Stratejimize uygun olursa Arzu'nun yanında oluruz tabii, neden olmasın!
Yuvası yıkılan Arzu ise bu bölüm daha güçlüydü; bu
gücün en önemli sebebi ise kuşkusuz ki kızının yanında olmasıydı. Ben Nilay’ın
bu olgunlaşmış halini çok sevdim! Öte yandan Arzu, Mehmet’in ondan oturduğu evi
almak istemesiyle kaç senelik eşinin gerçek yüzünü iyiden iyiye görmeye
başladı. Aldatıldığını öğrendiğinden beri ‘’İşler çirkinleşmesin, anlaşmalı
olarak boşanalım.’’ diyen Arzu, Mehmet’in ‘’İspat görüntüleri silindi, evi de
ben alacağım.’’ demesiyle kılıçlarını kuşandı bence; kuşansın da zaten… Sarma
seven avukat ablamızı da yanına aldığı zaman, Mehmet’in her şeyini alır Arzu!

Küllerimden doğuyorum...
Serhan işteki sorunlarıyla uğraşırken, tek dert
ortağı Oya’nın da ortadan kaybolmasıyla çöküşe geçti. Kızı sayesinde Merve’nin
telefonundan Oya’nın numarasını alan Serhan, Oya’ya ulaşmak için hiç beklemedi.
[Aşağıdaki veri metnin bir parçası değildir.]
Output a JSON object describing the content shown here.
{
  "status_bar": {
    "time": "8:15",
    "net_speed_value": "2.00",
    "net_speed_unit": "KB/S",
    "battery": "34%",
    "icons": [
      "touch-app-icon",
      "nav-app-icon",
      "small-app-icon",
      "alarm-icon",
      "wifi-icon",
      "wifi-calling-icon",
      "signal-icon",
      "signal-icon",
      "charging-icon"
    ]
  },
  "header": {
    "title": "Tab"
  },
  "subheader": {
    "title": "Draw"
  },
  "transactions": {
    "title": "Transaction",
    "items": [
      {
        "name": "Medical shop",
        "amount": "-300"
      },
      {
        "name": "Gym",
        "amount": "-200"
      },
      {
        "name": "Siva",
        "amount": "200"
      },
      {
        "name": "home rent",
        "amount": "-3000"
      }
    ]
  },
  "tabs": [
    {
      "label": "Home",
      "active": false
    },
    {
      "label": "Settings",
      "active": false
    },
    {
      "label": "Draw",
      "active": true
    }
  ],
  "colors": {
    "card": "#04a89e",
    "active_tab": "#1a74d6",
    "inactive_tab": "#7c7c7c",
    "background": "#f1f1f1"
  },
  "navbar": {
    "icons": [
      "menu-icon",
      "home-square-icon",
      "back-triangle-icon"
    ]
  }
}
Bol yıldızlı gecede uzun uzun Oya’yla
konuşan Serhan, ona ışık hızında çekiliyor ve kendini engellemek için hiçbir
hamlede bulunmuyor; bu çekimin kendinden çok Oya’ya zarar vereceğinin, Merve’nin
nasıl tehlikeli olabileceğinin de pek farkında değil gibi.
Buz gibi adamdım, sayende çenem açıldı Oya!
Oya’nın derdi başından aşkınken, eski aşkı Taylan’ın
çat kapı evine gelmesiyle çileden çıkma noktasına geldi. Neyse ki Taylan’ın
münasebetsiz olduğu kadar korkak da olduğunu bildiğinden, akıllıca bir hamle
yaptı ve Pelin faktörünü kullandı. Taylan Oya’nın evinden bir kaçtı ki bölümde
en çok eğlendiğim sahne bu oldu!
Pelin'den kaçabileceğim bir araç, hemen kullanayım...
"Bu bölümün kahramanı kimdi?’’ derseniz, hiç
düşünmeden İlhan derim! Oya’yı çok seven ve ondan başkasıyla çalışmak istemeyen
İlhan, onu kurtarmak için elinden gelen tüm çabayı gösterdi, Oya da zamanında
kendini sevdirdiği için, işi çok zor olmadı! Tüm hastaları Oya’ya soruşturma sürecinde destek
olmak için toplanmıştı ama Arzu’ya ‘’Arkadaşlarını iyi seç!’’ uyarısı yapan ve Serhan’la
vedalaşıp İzmir yoluna koyulan Oya’yı bu yoldan döndürecek bir mucize lazımdı;
o da Oya bebek oldu! Hastası Cemile’nin karakol önünde sancısı tutunca Oya
hemen çağrıldı ve doğum orada gerçekleşti.
Sarmaşık’ın kraliçesi Merve ise soğuk savaşta bir
darbe aldı. Oya’nın aleyhine ifade vermeleri için topladığı tüm kadınlar onu
yarı yolda bıraktı ve ona da karakol önündeki doğumu izlemek düştü!
Sıradaki hamlemi iyi düşünmeliyim!
Sevgi, korkuyu yener mi demiştik ya… Oya’nın sevgi
cumhuriyeti, Merve’nin korku cumhuriyeti önünde 1-0 öne geçti, tabii şimdilik.
Oya Sarmaşık’ta kalmaya, hatta oturduğu evi satın almaya karar verdi. Kare As’ın savaşı asıl şimdi başlıyor diyebilir miyiz?